Neveux, J, Dupouy C, Blanchot J, Le Bouteiller A, Landry MR, Brown SL.  2003.  Diel dynamics of chlorophylls in high-nutrient, low-chlorophyll waters of the equatorial Pacific (180 degrees): Interactions of growth, grazing, physiological responses, and mixing. Journal of Geophysical Research-Oceans. 108   10.1029/2000jc000747   AbstractWebsite

[1] In situ diel variations of extracted chlorophyllous pigments, beam attenuation by particles (c(p)), and in vivo chlorophyll fluorescence ( F-iv) were investigated during a 5-day time series in high-nutrient, low-chlorophyll waters of the equatorial Pacific ( date line = 180degrees).

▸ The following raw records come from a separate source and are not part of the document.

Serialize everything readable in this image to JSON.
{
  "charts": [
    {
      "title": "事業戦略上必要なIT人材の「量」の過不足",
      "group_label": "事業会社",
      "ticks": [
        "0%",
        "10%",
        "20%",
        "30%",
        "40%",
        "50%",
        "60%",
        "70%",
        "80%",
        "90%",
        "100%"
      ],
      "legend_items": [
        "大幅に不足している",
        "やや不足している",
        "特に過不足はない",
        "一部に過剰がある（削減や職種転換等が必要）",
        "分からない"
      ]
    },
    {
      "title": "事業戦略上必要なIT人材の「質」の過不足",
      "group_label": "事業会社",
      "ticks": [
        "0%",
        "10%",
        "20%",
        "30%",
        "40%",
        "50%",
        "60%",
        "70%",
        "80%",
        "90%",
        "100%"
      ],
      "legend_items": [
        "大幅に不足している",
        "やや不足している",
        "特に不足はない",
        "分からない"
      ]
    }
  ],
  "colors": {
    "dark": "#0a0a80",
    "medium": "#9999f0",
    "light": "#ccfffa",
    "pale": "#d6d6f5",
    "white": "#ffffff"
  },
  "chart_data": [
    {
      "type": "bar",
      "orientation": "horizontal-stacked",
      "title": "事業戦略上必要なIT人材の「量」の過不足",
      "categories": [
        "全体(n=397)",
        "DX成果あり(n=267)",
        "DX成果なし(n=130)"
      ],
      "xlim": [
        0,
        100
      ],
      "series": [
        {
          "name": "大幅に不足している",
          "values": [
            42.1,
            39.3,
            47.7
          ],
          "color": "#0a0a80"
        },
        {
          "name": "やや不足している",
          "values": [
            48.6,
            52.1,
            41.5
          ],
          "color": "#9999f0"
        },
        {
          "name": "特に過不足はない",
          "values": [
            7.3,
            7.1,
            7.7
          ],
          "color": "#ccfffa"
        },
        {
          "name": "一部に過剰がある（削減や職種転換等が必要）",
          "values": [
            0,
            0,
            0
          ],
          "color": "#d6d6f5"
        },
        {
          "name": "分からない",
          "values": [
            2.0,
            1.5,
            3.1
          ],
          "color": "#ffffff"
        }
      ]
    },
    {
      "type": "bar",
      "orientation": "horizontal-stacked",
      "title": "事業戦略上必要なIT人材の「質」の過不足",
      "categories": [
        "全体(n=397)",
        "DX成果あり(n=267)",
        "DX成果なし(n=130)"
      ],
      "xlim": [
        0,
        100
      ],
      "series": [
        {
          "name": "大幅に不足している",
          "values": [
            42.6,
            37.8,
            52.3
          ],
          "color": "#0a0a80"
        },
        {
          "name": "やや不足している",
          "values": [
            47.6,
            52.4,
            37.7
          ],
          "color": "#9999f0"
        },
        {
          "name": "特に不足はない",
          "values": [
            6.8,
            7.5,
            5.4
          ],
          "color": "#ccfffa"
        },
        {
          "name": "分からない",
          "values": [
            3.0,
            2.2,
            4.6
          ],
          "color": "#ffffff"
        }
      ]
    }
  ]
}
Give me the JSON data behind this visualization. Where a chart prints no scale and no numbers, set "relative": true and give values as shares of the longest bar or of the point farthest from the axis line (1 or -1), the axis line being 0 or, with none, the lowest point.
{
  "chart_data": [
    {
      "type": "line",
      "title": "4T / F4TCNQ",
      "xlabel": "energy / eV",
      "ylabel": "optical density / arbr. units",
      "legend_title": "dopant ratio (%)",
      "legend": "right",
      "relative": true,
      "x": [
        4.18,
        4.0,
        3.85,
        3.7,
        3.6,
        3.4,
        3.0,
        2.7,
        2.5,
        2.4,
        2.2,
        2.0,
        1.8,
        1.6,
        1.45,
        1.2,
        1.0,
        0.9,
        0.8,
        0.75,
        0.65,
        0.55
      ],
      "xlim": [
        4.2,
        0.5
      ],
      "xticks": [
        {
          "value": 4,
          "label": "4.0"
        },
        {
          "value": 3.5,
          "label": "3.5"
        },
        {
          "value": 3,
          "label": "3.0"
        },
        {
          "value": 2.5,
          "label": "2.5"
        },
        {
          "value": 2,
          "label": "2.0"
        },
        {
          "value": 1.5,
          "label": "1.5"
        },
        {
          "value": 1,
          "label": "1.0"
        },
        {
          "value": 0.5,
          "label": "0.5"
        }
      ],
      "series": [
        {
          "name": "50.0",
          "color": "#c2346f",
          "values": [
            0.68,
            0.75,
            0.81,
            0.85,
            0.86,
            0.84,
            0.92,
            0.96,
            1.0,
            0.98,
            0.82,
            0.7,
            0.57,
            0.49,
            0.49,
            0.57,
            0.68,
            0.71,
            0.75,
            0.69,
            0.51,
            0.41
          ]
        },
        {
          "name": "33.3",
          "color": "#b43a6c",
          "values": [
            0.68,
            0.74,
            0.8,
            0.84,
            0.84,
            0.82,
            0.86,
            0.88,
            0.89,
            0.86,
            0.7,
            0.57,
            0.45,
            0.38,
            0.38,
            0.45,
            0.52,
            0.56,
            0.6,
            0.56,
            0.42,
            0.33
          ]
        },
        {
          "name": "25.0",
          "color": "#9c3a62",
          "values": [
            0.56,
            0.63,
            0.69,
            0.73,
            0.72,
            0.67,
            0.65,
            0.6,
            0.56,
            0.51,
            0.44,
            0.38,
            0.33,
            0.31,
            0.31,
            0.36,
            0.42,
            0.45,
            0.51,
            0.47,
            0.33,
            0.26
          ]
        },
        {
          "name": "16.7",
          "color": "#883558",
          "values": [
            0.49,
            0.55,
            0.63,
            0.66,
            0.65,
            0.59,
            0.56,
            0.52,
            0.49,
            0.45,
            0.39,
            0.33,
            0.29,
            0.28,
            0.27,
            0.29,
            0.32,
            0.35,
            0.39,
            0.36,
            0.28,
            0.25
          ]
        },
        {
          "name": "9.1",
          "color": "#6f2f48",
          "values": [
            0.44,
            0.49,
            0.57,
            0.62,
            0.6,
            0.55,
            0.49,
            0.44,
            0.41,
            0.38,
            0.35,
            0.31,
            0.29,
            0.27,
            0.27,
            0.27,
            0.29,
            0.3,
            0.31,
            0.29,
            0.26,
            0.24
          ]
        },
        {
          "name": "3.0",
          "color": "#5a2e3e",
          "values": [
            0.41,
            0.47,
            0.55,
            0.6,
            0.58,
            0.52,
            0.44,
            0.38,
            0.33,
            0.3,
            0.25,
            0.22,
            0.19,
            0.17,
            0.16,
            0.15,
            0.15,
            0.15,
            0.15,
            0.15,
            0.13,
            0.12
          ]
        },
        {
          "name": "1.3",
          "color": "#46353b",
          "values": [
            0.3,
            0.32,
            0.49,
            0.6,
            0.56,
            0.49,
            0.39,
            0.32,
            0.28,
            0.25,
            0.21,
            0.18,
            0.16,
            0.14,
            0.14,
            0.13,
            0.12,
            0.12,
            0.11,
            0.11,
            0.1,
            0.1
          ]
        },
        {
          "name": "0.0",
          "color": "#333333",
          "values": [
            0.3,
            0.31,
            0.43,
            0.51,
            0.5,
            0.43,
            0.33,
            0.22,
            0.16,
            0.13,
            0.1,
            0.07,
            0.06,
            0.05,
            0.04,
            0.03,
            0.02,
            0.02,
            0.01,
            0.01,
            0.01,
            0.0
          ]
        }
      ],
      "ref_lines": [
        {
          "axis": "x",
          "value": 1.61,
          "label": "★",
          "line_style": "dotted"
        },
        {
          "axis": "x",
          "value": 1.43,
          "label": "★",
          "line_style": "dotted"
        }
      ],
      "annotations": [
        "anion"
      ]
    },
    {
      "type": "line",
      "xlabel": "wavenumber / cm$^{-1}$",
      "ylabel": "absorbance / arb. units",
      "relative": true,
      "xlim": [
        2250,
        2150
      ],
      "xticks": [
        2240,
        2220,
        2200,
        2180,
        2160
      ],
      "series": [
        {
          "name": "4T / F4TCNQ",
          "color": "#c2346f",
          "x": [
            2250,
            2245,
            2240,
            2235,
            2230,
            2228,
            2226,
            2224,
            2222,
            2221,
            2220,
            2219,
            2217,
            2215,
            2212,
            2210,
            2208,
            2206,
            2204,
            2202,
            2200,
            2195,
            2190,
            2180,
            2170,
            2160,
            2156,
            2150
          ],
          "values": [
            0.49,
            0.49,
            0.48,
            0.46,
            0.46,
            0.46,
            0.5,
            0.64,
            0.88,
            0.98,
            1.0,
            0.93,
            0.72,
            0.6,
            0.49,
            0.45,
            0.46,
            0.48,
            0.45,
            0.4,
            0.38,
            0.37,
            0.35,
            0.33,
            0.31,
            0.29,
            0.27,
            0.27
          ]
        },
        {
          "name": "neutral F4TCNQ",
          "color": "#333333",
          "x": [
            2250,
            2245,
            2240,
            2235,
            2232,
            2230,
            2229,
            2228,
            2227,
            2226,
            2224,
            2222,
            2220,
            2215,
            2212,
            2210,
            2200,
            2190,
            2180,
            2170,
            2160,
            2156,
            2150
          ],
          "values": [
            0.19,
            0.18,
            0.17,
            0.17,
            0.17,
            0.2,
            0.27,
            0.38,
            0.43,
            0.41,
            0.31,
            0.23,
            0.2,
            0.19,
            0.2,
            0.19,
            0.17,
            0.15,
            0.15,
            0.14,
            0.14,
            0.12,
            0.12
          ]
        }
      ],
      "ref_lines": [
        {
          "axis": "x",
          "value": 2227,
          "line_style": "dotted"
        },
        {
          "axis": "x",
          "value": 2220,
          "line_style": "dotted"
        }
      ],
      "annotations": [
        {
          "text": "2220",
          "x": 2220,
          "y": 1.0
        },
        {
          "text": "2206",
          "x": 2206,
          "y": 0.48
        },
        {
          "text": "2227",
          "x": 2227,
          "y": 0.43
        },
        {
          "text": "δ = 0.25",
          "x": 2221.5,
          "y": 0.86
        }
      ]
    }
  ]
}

Samples were taken hourly at 10 depths in the upper 100 m during the first 48 hours, then sampling frequency decreased to 3 hours. In the 30 - 70 m layer the integrated chlorophyll concentrations, cp, and Fiv increased during the light period, but the minima and, especially, maxima were not fully synchronized. The lowest values of total chlorophyll a (Tchl a = chlorophyll a + divinyl-chlorophyll a) occurred around 5 - 6 hours, slightly ( 0 - 2 hours) before that of cp and Fiv. Tchl a reached a maximum around 1500 hours +/- 1 hour, clearly before c(p) (1700 hours) and F-iv (1900 hours). In the 0 - 30 m layer, diel variations of the integrated chlorophyll concentrations, cp, and Fiv were clearly out of phase. They showed a nocturnal increase in Tchl a, starting around midnight and peaking in early morning ( 0900 hours). In contrast, cp increased only during the light period in the upper 30 m, and variations of Fiv were largely opposite to those of extracted Tchl a. Specific phytoplankton growth (mu(0)) and grazing loss (g) rates were estimated from diel variations in the 30 - 70 m layer and compared to independent rate estimates from experimental incubations. These results are discussed in the context of physical processes and physiological responses of the cells to the daily photocycle.